Empirical Formula 2
Empirical Formula: The simplest ratio of the atoms present in a molecule.
Problem:
Find the empirical formula of a compound that is 48.38% carbon, 8.12% hydrogen,
and 53.5% oxygen by mass.
Strategy:
As with most stoichiometry problems, it is necessary to work in moles. The
ratio of the moles of each element will provide the ratio of the atoms of
each element.
- Get the mass of each element by assuming a certain overall mass for the
sample (100 g is a good mass to assume when working with percentages).
Remeber that percentages are a ratio multiplied by 100. You must convert
percentages back to their decimal value before working with them.

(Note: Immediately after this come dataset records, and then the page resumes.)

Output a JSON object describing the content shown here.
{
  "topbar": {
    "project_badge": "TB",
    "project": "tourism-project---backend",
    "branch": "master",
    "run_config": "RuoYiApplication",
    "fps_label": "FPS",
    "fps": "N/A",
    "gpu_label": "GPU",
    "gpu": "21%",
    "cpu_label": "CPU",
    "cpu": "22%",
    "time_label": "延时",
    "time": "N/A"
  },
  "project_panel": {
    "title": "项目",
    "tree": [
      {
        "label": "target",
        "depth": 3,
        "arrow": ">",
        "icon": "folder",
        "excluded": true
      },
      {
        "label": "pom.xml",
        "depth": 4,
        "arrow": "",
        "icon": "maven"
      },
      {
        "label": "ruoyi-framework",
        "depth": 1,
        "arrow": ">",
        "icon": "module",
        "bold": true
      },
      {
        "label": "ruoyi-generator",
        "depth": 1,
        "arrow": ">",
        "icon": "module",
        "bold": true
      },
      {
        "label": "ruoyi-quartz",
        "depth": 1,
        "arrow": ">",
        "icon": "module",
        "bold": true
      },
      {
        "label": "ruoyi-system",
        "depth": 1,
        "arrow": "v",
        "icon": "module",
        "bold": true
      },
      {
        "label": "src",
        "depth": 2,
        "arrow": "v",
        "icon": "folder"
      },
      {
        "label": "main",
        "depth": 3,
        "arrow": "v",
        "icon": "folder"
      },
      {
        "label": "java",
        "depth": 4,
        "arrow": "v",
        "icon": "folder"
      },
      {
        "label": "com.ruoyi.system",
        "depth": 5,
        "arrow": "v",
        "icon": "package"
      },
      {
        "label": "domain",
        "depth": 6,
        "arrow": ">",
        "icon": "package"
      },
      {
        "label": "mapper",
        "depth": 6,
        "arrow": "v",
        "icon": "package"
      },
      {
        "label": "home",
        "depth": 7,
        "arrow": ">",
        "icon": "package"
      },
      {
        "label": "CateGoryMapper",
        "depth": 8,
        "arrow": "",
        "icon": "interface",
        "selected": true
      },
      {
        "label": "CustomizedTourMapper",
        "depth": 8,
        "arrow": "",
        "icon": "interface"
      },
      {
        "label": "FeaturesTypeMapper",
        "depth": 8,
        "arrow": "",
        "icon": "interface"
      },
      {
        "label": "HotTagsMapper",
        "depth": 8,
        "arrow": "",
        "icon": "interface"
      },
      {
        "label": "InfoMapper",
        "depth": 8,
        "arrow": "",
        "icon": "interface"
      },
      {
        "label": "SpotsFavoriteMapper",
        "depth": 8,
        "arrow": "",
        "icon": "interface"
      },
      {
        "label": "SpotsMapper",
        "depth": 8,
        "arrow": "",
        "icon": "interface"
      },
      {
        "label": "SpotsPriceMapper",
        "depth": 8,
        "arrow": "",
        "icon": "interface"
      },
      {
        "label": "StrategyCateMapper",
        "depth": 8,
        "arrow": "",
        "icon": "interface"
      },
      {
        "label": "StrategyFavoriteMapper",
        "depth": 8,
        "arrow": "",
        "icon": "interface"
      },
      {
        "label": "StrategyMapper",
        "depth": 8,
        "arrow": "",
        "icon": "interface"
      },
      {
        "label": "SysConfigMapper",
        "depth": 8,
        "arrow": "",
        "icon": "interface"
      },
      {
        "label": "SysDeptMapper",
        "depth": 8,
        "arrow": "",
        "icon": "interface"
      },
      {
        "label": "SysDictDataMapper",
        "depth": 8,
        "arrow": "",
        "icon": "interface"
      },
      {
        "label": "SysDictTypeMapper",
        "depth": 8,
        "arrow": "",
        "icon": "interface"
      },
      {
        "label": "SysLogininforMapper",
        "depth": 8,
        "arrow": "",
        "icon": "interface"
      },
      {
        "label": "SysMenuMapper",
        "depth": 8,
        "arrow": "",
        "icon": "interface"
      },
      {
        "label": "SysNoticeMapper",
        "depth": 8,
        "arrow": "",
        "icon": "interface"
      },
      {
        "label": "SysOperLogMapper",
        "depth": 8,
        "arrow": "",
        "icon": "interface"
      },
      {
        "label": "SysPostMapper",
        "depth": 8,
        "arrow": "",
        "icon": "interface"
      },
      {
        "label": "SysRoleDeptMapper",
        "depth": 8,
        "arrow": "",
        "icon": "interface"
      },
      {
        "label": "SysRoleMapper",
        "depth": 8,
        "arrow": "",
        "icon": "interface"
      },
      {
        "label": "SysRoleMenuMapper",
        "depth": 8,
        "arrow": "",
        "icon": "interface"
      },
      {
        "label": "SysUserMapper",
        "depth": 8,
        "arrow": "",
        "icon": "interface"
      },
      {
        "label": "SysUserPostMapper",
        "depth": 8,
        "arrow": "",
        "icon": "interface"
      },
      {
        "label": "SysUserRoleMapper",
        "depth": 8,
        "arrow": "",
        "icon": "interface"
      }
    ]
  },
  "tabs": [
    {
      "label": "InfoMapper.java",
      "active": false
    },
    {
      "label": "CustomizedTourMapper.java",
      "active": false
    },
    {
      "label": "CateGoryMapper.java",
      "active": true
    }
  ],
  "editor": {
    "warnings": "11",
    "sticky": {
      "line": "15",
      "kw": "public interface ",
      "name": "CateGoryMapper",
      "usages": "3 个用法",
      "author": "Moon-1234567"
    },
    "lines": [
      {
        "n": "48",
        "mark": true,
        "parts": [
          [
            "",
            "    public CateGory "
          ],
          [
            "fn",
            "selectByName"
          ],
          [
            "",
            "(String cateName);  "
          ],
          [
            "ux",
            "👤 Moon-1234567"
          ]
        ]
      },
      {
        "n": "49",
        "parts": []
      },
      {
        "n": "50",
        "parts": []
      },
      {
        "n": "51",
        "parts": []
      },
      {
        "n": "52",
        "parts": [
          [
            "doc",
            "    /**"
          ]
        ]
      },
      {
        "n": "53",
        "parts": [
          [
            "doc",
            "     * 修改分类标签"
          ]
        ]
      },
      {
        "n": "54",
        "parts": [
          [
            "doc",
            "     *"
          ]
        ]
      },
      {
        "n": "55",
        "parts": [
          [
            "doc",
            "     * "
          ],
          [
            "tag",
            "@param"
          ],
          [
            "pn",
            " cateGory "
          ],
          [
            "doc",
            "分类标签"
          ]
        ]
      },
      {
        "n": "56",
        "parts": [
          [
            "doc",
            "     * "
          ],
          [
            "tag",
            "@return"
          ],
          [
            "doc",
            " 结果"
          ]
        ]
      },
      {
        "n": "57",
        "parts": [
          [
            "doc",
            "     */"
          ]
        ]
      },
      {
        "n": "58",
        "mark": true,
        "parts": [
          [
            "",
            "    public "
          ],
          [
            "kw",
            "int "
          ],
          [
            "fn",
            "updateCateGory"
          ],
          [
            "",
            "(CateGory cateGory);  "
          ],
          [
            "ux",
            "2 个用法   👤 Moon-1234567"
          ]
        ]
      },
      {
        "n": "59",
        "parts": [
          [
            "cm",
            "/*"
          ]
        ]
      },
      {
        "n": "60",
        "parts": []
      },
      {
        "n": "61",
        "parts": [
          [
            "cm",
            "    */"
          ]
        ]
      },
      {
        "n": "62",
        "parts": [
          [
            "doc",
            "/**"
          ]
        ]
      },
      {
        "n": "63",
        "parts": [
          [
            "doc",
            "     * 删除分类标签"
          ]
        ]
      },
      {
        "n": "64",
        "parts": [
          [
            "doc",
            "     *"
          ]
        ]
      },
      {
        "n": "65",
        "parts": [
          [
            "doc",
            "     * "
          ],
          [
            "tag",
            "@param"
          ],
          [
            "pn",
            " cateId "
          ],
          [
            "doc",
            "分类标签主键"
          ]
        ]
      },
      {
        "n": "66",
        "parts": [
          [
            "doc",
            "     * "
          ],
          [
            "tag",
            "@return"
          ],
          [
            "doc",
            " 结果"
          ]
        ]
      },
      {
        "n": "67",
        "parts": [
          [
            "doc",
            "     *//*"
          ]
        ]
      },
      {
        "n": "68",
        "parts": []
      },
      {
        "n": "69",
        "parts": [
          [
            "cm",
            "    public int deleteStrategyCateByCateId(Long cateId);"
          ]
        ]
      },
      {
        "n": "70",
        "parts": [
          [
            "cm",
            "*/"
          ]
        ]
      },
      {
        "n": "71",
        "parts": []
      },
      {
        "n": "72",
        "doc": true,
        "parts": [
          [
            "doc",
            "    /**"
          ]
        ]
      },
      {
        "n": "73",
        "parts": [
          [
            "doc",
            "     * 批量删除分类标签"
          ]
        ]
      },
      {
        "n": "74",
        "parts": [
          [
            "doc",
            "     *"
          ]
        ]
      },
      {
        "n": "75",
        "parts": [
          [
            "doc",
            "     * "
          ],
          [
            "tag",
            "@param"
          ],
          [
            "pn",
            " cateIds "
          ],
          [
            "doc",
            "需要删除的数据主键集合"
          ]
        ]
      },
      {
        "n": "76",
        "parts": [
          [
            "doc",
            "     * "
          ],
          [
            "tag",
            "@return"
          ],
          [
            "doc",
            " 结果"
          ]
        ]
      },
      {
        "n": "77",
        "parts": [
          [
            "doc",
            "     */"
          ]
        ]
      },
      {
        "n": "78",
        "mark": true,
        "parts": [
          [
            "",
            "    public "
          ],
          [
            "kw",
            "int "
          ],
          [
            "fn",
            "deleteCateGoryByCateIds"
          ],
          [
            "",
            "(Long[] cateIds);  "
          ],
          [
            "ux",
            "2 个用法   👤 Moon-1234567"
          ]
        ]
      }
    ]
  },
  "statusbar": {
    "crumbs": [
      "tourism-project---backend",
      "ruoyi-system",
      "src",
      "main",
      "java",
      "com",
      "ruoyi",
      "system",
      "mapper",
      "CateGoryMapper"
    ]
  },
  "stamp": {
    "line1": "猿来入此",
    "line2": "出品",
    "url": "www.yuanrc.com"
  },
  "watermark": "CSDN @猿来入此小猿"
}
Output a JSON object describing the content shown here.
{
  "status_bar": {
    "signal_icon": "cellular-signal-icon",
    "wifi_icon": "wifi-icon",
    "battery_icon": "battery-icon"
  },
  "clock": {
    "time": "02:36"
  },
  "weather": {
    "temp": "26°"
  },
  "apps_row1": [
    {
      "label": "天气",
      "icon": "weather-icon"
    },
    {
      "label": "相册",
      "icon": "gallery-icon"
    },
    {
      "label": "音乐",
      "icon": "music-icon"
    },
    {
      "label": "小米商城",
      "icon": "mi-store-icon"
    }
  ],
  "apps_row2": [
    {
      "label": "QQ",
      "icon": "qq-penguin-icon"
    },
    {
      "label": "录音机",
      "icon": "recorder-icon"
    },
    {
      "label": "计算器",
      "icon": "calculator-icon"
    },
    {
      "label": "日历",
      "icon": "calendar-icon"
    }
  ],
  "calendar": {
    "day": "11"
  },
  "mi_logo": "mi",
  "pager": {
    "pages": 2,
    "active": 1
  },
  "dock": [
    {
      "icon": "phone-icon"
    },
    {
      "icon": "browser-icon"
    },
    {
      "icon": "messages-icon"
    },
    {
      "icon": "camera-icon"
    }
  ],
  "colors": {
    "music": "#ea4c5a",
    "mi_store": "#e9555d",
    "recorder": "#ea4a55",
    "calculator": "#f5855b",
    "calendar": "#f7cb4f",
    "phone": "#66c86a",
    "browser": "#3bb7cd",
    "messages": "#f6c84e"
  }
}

(.4838) (100 g) = 48.38 g C
(.0812 ) (100 g) = 8.12 g H
(.5350) (100 g) = 53.38 g O
- Convert the mass of each element to moles of each element using the atomic
masses.
(48.38 g C) (1 mol/ 12.10 g C) = 4.028 mol C
(8.12 g H) (1 mol/ 1.008 g H) = 8.056 mol H
(53.38 g O) (1 mol/ 16.00 g O) = 3.336 mol O
- Find the ratio or the moles of each element by dividing the number of moles
of each by the smallest number of moles.
- Use the mole ratio to write the empirical formula.